Now why did rsync use wifi rather than ethernet? I put lines into /etc/hosts for littleboy with both ip addresses and commented out the one corresponding to wlan0, so why did the router still use that one?

It could be that your main machine is using the router's DNS service/proxy as its first choice that would pick up the WLAN address for littleboy through that. Many wi-fi routers are set up so that your self-reported host names are in the router's DNS service/proxy and so other machines on the WLAN can look them up using that self-reported name.

However, someone with networking knowledge would have to say whether there is another reason and maybe the following work-around would be unnecessary then:

One possible work-around would be to use the -B option with the SSH client call using Rsync's -e option.

Code:

rsync -e 'ssh -B eth0 -l hazel' ...

That can be put into the SSH client's configuration file using the BindInterface option. That file is good for making a lot of short cuts with multiple options for specific connections. The configuration file for the SSH client is one of the more seriously underappreciated capabilities among the common, every day tools.

hazel · 12-25-2023, 11:04 AM

Actually it's only a problem for the very first dump of a partition. All the later ones will be much smaller. So probably not worth chasing up.

I'm appending a first draft of a script that incorporates your very useful dating suggestions.

Oops! The line for deleting the oldest dump needs rm -fR, not just rm.

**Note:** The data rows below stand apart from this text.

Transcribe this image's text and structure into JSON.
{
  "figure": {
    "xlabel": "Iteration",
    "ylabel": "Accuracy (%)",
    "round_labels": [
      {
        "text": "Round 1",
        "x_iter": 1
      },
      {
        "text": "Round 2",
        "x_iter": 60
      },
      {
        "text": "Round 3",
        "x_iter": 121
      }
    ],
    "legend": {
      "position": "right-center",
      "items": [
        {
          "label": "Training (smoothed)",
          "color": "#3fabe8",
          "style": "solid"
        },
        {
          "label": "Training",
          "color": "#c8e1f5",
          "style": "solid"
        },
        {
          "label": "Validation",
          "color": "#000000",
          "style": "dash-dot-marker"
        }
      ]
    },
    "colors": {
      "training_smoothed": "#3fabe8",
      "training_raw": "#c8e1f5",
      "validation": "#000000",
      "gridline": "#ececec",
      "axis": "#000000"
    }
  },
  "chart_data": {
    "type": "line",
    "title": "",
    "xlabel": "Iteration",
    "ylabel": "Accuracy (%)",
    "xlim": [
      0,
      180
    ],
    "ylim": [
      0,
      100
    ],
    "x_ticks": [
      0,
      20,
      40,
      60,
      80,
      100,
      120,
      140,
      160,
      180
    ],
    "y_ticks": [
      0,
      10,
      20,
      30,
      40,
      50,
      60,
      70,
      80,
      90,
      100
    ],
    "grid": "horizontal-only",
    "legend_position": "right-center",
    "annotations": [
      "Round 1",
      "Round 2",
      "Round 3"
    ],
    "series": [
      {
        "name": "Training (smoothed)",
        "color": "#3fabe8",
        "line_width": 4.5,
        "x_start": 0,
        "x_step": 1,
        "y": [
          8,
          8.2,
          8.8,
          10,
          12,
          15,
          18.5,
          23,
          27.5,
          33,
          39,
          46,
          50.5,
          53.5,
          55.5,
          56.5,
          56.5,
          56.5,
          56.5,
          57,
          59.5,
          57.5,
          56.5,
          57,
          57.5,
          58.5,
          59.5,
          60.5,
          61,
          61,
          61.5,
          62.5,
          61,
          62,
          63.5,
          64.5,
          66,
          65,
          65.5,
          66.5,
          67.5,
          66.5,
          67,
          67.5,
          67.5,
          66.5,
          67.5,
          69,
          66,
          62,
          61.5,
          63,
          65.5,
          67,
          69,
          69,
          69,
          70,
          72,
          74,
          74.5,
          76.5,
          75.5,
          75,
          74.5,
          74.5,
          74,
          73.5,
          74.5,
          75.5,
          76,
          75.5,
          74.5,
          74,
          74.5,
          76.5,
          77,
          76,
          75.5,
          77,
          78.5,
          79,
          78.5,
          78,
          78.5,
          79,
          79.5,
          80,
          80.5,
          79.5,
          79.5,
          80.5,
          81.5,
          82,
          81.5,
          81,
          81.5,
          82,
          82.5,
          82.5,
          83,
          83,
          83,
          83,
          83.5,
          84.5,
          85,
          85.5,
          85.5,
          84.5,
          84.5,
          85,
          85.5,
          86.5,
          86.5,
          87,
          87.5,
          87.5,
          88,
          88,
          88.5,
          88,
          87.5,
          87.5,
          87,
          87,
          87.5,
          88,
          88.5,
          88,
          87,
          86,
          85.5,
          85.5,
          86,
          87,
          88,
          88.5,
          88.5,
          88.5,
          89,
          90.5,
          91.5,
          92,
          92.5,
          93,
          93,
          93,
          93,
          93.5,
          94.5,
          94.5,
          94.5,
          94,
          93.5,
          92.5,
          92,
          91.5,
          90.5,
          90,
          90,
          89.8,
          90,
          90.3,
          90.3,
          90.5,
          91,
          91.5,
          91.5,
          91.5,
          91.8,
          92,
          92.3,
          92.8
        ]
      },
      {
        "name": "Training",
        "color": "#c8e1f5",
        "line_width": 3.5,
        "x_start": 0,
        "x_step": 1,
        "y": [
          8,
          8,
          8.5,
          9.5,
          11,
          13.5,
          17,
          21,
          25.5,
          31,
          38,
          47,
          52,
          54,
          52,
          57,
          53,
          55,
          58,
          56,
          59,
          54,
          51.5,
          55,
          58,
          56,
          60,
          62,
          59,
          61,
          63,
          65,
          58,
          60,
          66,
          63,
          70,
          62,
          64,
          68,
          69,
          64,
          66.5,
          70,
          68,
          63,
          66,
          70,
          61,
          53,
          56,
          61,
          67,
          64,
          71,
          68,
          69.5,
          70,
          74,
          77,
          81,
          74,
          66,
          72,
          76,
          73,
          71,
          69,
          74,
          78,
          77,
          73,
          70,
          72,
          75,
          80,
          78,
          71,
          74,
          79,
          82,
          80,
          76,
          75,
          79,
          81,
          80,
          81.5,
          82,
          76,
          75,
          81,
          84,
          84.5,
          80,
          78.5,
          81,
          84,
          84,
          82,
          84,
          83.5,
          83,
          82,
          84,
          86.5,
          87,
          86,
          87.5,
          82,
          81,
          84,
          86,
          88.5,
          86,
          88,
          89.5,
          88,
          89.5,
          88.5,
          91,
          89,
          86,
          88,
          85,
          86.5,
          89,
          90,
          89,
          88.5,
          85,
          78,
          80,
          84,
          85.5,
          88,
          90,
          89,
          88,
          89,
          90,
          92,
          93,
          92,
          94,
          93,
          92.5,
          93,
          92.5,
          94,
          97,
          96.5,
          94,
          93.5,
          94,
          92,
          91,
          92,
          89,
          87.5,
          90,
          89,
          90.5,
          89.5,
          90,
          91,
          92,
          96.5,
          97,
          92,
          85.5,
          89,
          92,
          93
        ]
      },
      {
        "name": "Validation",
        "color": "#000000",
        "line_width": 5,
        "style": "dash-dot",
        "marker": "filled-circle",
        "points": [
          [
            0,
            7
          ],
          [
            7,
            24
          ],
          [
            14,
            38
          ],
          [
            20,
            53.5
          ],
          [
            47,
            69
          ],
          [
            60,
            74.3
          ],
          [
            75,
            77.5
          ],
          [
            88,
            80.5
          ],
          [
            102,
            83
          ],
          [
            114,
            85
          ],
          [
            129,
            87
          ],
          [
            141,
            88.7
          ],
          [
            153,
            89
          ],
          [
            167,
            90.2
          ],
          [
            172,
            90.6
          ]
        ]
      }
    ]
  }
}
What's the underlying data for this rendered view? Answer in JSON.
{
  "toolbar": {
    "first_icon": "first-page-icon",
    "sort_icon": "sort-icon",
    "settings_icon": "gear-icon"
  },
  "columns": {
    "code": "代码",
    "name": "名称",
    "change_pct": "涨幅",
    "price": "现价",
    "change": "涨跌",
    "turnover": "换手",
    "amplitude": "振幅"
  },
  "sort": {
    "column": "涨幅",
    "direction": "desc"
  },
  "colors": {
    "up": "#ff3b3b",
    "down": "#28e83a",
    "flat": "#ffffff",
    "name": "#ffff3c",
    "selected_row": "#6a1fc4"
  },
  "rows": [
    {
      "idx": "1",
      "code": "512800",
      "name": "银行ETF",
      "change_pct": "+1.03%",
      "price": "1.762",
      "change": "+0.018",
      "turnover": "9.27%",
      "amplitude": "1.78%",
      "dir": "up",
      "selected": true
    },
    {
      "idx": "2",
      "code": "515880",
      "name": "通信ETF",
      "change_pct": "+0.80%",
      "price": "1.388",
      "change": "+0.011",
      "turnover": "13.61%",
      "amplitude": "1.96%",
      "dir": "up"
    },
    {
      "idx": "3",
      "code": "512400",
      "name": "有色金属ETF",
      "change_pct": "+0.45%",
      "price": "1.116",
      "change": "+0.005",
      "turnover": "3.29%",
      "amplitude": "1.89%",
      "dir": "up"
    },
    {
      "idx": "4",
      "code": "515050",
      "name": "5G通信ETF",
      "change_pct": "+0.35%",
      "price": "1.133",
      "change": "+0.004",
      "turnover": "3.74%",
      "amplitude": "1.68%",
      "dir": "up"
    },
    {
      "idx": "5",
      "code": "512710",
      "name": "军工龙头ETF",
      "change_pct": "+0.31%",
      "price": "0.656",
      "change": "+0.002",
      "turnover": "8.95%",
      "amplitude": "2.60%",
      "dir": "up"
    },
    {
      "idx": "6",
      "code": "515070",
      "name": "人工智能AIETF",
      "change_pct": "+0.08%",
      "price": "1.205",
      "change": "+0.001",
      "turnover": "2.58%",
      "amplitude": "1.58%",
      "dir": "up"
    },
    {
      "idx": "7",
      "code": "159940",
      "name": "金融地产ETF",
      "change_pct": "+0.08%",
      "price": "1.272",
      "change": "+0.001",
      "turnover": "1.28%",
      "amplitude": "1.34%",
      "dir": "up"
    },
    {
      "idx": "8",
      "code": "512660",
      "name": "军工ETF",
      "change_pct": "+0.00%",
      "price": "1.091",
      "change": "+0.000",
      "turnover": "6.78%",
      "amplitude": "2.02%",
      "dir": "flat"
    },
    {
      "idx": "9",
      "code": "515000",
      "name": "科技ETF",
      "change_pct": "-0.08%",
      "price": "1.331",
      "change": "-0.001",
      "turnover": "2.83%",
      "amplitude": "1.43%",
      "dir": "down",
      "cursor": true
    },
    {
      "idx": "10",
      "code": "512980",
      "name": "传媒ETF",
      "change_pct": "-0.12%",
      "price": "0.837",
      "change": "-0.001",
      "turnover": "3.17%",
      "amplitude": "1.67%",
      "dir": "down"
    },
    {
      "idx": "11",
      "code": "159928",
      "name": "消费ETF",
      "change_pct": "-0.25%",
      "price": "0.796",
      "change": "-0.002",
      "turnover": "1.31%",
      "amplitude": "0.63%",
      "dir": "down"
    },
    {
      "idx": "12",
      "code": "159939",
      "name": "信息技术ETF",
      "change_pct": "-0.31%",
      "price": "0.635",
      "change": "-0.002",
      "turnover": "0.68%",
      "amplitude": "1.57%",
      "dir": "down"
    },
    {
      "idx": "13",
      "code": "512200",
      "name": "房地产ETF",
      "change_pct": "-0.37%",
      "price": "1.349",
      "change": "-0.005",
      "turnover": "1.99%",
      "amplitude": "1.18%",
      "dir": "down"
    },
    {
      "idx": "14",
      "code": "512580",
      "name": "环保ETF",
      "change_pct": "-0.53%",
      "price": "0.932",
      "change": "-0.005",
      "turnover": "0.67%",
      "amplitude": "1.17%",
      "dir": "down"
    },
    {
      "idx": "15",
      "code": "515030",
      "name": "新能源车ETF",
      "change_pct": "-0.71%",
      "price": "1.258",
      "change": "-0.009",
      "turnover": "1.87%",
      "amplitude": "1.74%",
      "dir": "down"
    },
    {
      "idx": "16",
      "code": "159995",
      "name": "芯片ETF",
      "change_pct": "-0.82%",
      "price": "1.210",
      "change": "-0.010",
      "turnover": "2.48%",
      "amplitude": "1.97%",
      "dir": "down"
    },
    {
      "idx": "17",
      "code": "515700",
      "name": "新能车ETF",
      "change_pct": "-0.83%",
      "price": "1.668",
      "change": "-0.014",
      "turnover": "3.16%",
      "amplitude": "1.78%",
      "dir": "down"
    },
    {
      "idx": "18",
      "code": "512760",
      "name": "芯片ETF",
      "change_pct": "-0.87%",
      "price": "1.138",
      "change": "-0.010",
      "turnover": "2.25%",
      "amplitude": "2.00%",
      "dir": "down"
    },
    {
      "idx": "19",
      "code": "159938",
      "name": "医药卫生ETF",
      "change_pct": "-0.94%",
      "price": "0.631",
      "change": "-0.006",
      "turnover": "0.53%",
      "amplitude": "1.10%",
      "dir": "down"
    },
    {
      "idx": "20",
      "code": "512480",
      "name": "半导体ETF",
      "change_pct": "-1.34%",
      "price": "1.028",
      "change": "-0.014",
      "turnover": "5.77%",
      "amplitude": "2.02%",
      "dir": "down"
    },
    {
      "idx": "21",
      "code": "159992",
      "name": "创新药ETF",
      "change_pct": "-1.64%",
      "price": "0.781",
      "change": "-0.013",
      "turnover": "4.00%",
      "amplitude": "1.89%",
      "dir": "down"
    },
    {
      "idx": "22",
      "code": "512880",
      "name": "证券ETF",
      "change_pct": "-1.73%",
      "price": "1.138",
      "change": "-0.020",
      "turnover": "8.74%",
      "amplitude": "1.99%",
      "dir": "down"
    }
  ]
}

jailbait · 12-25-2023, 04:56 PM

Quote:

Originally Posted by hazel

I'm appending a first draft of a script that incorporates your very useful dating suggestions.

Your logic is complicated enough that I would have to set up a test and run it to make sure exactly what the script does over a five week interval. Scanning the overall logic I think that you may often have the situation where the only backup copy of a file is in the oldest backup and all the newer backups have a hard link to that file. When you delete the oldest backup what will the hard links point to?

Turbocapitalist · 12-25-2023, 09:19 PM

Quote:

Originally Posted by jailbait

When you delete the oldest backup what will the hard links point to?

The hard links would still point to the same inode as before. See the exercise in #24 above. Now symbolic links would be another matter, but Rsync produces hard links and not symbolic links so that potential concern would be moot.

hazel · 12-25-2023, 11:36 PM

Quote:

Originally Posted by jailbait

Scanning the overall logic I think that you may often have the situation where the only backup copy of a file is in the oldest backup and all the newer backups have a hard link to that file. When you delete the oldest backup what will the hard links point to?

That's precisely what I initially asked myself. It's because we are encouraged to think of files as being in directories. The visual metaphor of the folder encourages this. And then the first dump becomes mystically special because it has the actual files in it while the later ones only have links. But it just ain't so. The files are just somewhere on the partition, we don't need to know where. Only their locations are stored inside the parent directory as hard links.

Normally when a directory is deleted, the contents are deleted too because the only hard links to them are stored in the directory file. Every file has a link count field and when the value of that drops to zero, the filesystem driver knows it can recycle those blocks. But if you have another set of hard links to the same files in another directory, they won't be deleted.